At this blog in recent days, I've written about the persistent tendency to place too much blame on captains (not just Captain Watson). I've also reported on the U.S. team room fiasco that likely fueled Phil Mickelson's post-Ryder Cup comments. And I've acknowledged that Watson's old-school tactics were largely ineffectual.
Now, probably for the last time for a while, I'm coming back around to the players. I was sparked by Golfweek's Jeff Babineau.
From Babineau's Monday column:
• That said, it brings us to Thought No. 2: Certainly captains play a bigger role in the Ryder Cup than one might think (despite what Johnny Miller says), but at some point, a ball gets placed on a tee and the players decide these things. The public bashing of 65-year-old legend Tom Watson, the U.S. captain, overshadows a significant aspect of the competition.
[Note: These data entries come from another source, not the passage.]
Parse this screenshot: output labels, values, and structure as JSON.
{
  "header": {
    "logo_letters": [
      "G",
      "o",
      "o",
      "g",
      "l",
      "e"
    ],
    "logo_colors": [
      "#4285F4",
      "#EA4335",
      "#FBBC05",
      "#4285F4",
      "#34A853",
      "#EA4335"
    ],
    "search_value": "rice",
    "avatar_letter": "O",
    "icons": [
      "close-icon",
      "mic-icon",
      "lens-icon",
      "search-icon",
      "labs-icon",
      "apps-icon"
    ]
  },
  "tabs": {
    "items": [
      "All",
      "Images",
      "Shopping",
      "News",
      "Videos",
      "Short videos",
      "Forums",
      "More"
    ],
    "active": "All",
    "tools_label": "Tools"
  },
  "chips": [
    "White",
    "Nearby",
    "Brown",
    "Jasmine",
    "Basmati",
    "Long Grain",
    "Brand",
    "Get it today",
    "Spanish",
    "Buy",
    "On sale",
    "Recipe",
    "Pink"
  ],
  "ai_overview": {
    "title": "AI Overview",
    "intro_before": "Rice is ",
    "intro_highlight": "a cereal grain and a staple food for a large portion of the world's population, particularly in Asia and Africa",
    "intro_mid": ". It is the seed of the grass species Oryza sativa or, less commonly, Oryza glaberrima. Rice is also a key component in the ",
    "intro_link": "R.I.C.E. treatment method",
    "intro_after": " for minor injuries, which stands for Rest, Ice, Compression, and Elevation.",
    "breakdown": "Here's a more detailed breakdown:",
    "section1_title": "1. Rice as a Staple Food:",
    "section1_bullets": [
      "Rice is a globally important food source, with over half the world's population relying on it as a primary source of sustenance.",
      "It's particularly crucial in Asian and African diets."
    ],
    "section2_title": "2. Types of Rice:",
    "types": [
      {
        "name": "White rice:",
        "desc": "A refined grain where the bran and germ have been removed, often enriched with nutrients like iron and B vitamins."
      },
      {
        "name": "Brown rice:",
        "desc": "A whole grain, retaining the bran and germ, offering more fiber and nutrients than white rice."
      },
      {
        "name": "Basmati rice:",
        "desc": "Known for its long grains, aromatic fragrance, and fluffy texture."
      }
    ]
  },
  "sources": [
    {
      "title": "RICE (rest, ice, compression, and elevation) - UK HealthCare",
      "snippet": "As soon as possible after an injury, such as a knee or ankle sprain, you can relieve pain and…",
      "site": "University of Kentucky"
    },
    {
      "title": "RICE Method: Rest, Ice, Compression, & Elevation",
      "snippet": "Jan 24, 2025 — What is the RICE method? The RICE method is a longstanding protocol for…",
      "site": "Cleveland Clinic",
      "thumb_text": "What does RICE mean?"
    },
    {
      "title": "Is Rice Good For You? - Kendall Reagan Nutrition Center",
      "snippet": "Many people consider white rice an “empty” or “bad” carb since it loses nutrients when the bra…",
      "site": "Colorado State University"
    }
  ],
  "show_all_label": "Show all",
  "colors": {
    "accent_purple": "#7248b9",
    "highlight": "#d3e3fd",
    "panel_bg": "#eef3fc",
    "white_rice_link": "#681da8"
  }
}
Where is the player accountability?
Once again, our top players were totally outshined by their counterparts from across the pond. The top four U.S. players from the Official World Golf Ranking (Jim Furyk, Bubba Watson, Matt Kuchar, Rickie Fowler) finished a combined 2-11-3 at Gleneagles; the top four Euros (Rory McIlroy, Sergio Garcia, Henrik Stenson, Rose) were a combined 10-3-5.Yes, captains certainly matter, but nothing (including no person or people) more directly impacts the outcome of the Ryder Cup than the players.
Whether Captain Paul Azinger or Captain Tom Watson, pods or no pods, home or away, the 12 players who represent the United States in the Ryder Cup must take a lion's share of ownership when it comes to the final score. This seems to be somewhat of a no-brainer.
The other no-brainer: In recent Ryder Cups, Europe has been better to far better.